So far all I've heard is still proving true: writing your second novel is much easier than the first. And it has everything to do with increased tolerance for uncertainty.
In a lot of ways, this second novel should be harder than the first one. I set out to do Dostoevsky in Cleveland. You know, a family caught up in a murder mystery and yelling at each other and God. But somehow, midway through, I've ended up having to research the Japanese-American internments during WWII, the Manhattan Project, and mid-century treatments for schizophrenia. Which means, of late, my goal of writing 1,000 words a day is right out the window. I've been stuck at around 45,000 words for at least the past month, though I can say I've been working pretty steadily.
In the past, this stark realization of my own ignorance, combined with the labor involved in correcting it, would have meant seriously questioning the whole enterprise, and at least one start-over from the beginning (in an attempt to steer the vessel *around* rather than *through* the Slough of Ignorance). This time I'm a lot more patient and less afraid--because I've learned these problems can be overcome. They are all part of the process. I'm OK with (well, not completely OK with, but tolerant of) writing a thousand words one day and deleting all of them the next, as further research proves them wrong, wrong, wrong.

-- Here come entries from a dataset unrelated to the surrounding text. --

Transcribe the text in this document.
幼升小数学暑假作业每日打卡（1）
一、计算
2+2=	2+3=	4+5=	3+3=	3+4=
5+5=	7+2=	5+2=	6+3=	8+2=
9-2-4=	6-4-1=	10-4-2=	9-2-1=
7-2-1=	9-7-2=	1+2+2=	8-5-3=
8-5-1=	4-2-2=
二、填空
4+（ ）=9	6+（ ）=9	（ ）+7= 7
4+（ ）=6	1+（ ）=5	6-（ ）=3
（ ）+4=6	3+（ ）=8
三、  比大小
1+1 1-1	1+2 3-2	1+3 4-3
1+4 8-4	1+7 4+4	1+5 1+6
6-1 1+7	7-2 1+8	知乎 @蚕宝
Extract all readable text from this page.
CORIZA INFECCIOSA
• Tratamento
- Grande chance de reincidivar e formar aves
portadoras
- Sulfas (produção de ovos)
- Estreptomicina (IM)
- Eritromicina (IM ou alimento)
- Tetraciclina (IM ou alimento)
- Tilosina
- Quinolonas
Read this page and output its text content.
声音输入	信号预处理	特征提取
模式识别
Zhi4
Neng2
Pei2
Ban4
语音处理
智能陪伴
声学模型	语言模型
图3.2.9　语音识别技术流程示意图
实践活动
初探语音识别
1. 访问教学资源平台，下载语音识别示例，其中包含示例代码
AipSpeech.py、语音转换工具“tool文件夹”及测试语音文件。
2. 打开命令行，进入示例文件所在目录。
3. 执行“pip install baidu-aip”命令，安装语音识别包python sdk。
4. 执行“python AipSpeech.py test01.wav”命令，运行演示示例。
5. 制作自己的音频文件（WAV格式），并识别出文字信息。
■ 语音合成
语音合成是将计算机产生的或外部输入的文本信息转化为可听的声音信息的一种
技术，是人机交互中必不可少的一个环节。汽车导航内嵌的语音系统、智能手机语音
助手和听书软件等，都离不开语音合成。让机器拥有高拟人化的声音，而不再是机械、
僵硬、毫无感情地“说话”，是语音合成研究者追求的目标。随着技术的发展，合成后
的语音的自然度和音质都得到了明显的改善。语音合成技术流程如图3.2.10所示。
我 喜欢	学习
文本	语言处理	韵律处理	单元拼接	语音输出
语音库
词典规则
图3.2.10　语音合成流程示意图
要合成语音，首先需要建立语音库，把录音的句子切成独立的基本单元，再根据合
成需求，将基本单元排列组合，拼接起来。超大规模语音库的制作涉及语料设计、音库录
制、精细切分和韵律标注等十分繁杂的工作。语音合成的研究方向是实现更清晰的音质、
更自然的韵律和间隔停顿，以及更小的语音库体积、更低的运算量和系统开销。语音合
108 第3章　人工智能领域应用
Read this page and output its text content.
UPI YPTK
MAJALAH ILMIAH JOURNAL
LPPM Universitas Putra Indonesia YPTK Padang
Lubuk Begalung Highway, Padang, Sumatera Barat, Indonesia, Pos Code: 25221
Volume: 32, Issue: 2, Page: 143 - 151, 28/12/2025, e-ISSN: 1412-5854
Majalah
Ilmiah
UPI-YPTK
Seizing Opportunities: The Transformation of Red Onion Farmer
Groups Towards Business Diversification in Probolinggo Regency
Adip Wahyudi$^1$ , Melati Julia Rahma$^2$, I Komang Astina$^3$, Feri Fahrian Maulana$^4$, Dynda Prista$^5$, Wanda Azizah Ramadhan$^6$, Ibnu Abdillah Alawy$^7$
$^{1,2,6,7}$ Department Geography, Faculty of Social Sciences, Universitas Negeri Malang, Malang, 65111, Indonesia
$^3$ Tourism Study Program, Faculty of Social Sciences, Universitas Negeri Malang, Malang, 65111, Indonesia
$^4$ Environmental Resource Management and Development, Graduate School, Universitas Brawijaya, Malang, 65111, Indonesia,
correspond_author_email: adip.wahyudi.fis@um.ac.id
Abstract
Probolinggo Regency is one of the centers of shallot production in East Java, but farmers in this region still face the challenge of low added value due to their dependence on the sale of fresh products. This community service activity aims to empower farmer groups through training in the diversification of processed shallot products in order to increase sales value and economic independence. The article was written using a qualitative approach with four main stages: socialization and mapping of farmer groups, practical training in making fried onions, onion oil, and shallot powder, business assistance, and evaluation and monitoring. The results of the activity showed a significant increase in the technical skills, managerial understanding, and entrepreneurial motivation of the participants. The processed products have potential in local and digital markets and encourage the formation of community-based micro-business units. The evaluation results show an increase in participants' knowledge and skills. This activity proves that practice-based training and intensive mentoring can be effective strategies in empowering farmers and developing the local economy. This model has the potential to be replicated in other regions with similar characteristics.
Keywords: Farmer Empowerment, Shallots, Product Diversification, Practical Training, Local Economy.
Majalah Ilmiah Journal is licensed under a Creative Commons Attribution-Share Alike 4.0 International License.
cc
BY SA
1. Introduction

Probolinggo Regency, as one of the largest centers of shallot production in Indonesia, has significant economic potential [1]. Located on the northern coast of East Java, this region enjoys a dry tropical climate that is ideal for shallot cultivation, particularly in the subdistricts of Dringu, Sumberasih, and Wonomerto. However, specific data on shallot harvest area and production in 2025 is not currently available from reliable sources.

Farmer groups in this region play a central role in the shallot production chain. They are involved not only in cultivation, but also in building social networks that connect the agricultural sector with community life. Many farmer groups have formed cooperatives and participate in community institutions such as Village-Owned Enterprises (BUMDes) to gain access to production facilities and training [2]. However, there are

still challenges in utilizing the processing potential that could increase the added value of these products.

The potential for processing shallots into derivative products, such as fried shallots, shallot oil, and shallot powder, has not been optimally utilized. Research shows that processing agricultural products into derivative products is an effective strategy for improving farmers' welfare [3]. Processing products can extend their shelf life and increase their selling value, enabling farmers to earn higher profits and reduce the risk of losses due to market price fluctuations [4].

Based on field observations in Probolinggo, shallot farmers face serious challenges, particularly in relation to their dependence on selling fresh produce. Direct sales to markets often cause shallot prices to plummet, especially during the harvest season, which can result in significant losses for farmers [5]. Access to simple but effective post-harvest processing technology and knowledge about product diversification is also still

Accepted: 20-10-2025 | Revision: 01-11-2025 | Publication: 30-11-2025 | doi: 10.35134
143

This is not to say I'm writing a historical novel, or that I intend the novel to be fully historically accurate. The facts are still going to be distorted; I see no way around that. But the historical backdrop has to be plausible. It has to be acceptable, even as its true purpose is to serve the fictional story.
Also: I've learned you do not have to make up characters out of whole cloth. You can seriously base them on real people, either historical figures, or people you know. That takes a lot of the work out of the whole thing. So, watch out, historical figures and people I know! Although actually, as with history, these people will end up distorted. Hopefully beyond recognition.
Anyway, this post is supposed to give all beginning novelists hope. As those who've gone before have said, write the first one. And then write the next one. You'll see.